Spain's Fiscal Package Fosters 'Entrepreneurial Culture'
30 May 2013
Posted by: Author: Ulrika Lomas
Source: Ulrika Lomas (Tax-News.com, Brussels)
The Spanish Government has unveiled details of its Entrepreneur Support Act, providing for a raft of fiscal measures designed to facilitate the creation of new companies in Spain, and to support the country's self-employed and small- and medium-sized enterprises (SMEs).
In the area of fiscal support, the new legislation provides that the self-employed and SMEs that are not subject to the modular tax system and with turnover of less than EUR2m (USD2.6m) will not have to pay value-added tax (VAT) on invoices until they are actually settled. The measure is to apply from January 1, 2014, and is expected to benefit almost 1.3 million self-employed individuals and over 1 million SMEs in Spain.
The draft law provides for the introduction of a fiscal incentive for corporations electing to reinvest part of their corporate profits in the business. Consequently, companies with a turnover of below EUR10m will be able to deduct from tax up to 10 percent of profits obtained in the tax year in which they are reinvested in economic activity. This initiative is predicted to benefit 200,000 self-employed taxpayers and 185,00 SMEs.
The Government also aims to promote the concept of "business angels," namely individuals that invest in a company or in a business project of a third party. The decision to contribute capital and/or business knowledge to a new company will enable individuals to deduct 20 percent of their State Personal Income Tax quota. In addition, all profits obtained from the activity are tax-exempt if reinvested in other newly incorporated companies.
To support funding for entrepreneurs, internationalization covered bonds have been created. These are assets secured by loans earmarked for the internationalization of companies or for exports.

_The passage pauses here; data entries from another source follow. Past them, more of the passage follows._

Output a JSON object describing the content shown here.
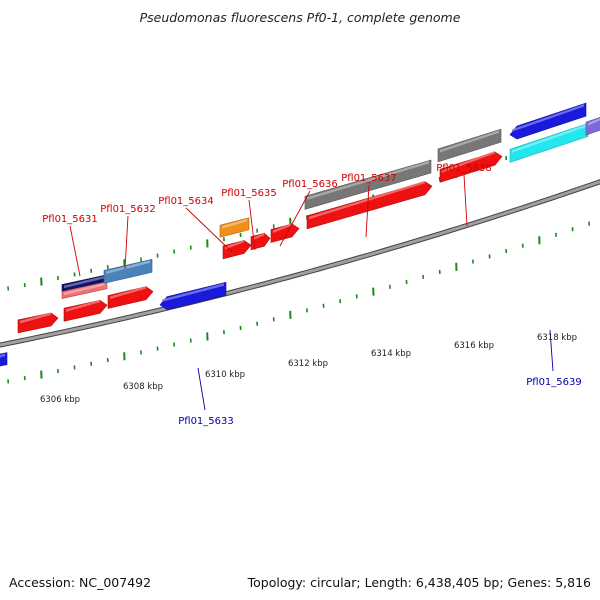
{
  "header": {
    "title": "Pseudomonas fluorescens Pf0-1, complete genome"
  },
  "footer": {
    "accession": "Accession: NC_007492",
    "summary": "Topology: circular; Length: 6,438,405 bp; Genes: 5,816"
  },
  "colors": {
    "forward_gene": "#ee1111",
    "reverse_gene": "#1a1add",
    "feature_gray": "#777777",
    "feature_orange": "#f0901a",
    "feature_cyan": "#22e8ee",
    "feature_steelblue": "#4a82bb",
    "feature_navy": "#101070",
    "feature_salmon": "#f07070",
    "feature_lavender": "#7a6ad8",
    "forward_label": "#cc0000",
    "reverse_label": "#0000aa",
    "tick": "#1a8a1a",
    "backbone": "#8a8a8a"
  },
  "ruler": {
    "labels": [
      "6306 kbp",
      "6308 kbp",
      "6310 kbp",
      "6312 kbp",
      "6314 kbp",
      "6316 kbp",
      "6318 kbp"
    ]
  },
  "genes": {
    "forward": [
      "Pfl01_5631",
      "Pfl01_5632",
      "Pfl01_5634",
      "Pfl01_5635",
      "Pfl01_5636",
      "Pfl01_5637",
      "Pfl01_5638"
    ],
    "reverse": [
      "Pfl01_5633",
      "Pfl01_5639"
    ]
  }
}
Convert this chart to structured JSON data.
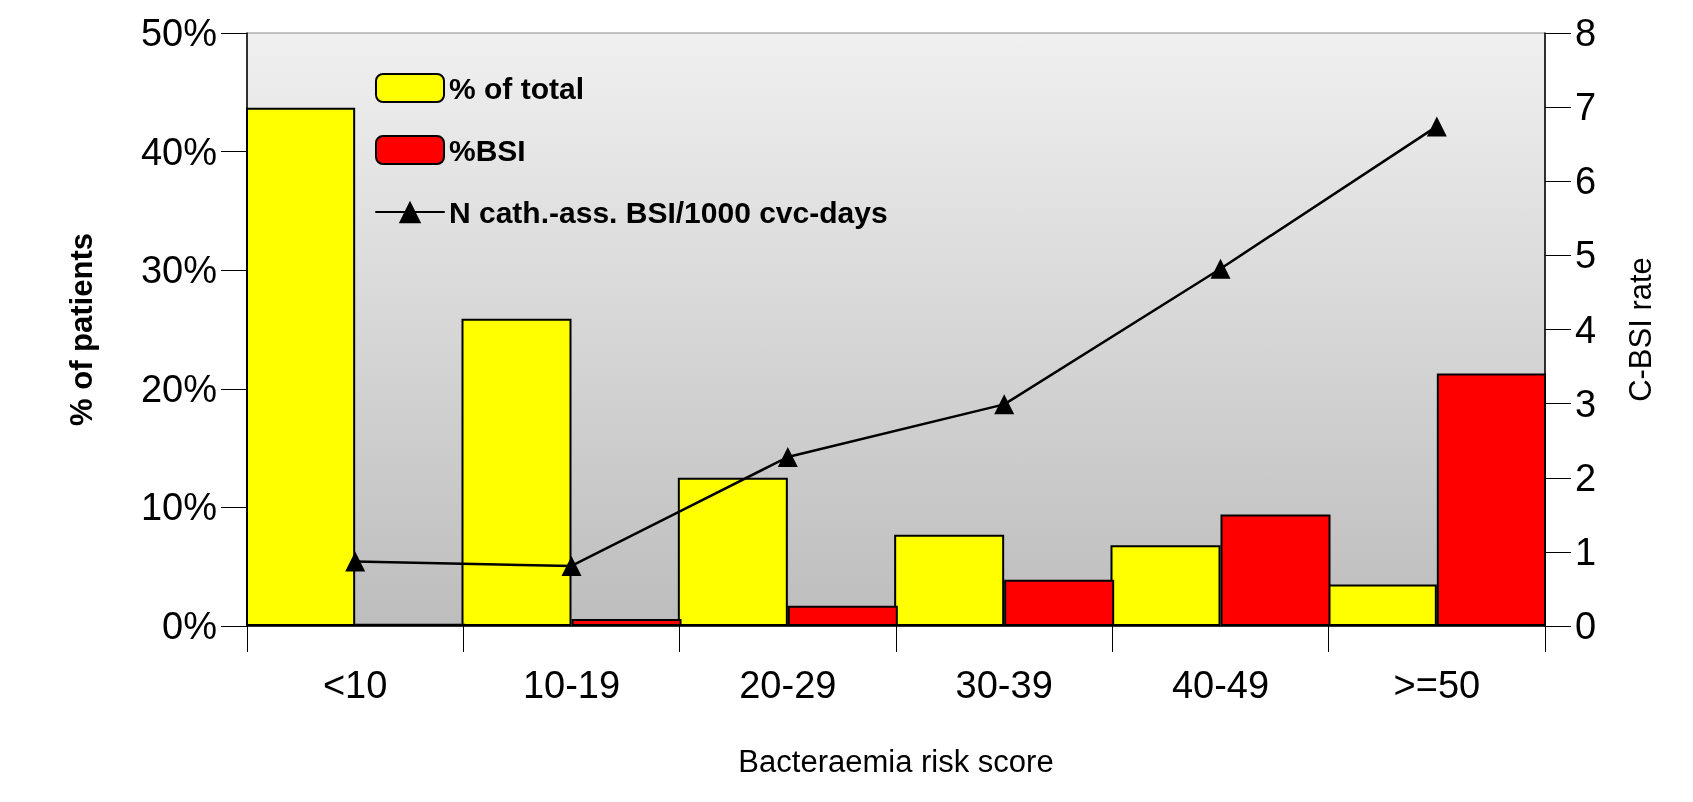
{
  "chart_data": {
    "type": "bar",
    "categories": [
      "<10",
      "10-19",
      "20-29",
      "30-39",
      "40-49",
      ">=50"
    ],
    "xlabel": "Bacteraemia risk score",
    "ylabel": "% of patients",
    "y2label": "C-BSI rate",
    "series": [
      {
        "name": "% of total",
        "color": "#ffff00",
        "values": [
          43.7,
          25.9,
          12.5,
          7.7,
          6.8,
          3.5
        ]
      },
      {
        "name": "%BSI",
        "color": "#ff0000",
        "values": [
          0.2,
          0.6,
          1.7,
          3.9,
          9.4,
          21.3
        ]
      },
      {
        "name": "N cath.-ass. BSI/1000 cvc-days",
        "type": "line",
        "axis": "y2",
        "color": "#000000",
        "marker": "triangle",
        "line_style": "solid",
        "values": [
          0.87,
          0.81,
          2.28,
          2.99,
          4.82,
          6.74
        ]
      }
    ],
    "ylim": [
      0,
      50
    ],
    "yticks": [
      {
        "value": 0,
        "label": "0%"
      },
      {
        "value": 10,
        "label": "10%"
      },
      {
        "value": 20,
        "label": "20%"
      },
      {
        "value": 30,
        "label": "30%"
      },
      {
        "value": 40,
        "label": "40%"
      },
      {
        "value": 50,
        "label": "50%"
      }
    ],
    "y2lim": [
      0,
      8
    ],
    "y2ticks": [
      0,
      1,
      2,
      3,
      4,
      5,
      6,
      7,
      8
    ],
    "grid": false,
    "legend": "top left"
  }
}
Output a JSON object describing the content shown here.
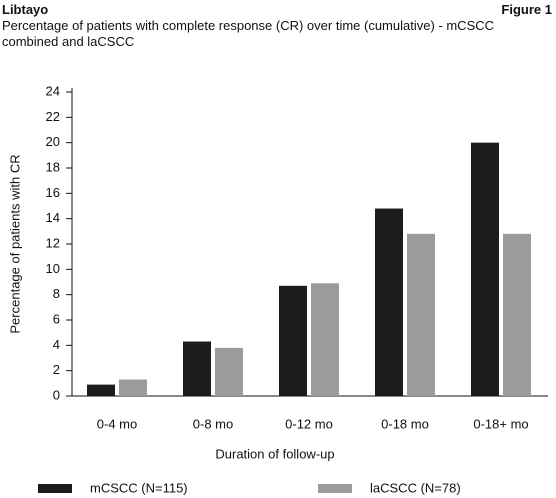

Other key non-fiscal measures contained in the legislation include plans to create the statute of "limited liability entrepreneur," intended to ensure that the self-employed no longer have unlimited liability for their business debts. Furthermore, their primary residence will be exempt from liability, provided that the value of the property is not in excess of EUR300,000.
Finally, the legislation creates the concept of the limited liability capital growth company, which allows companies to be set up with share capital of less than EUR3,000. Under the provisions, the company is required to contribute 20 percent of its corporate profits until such time as the capital required by law is fully paid.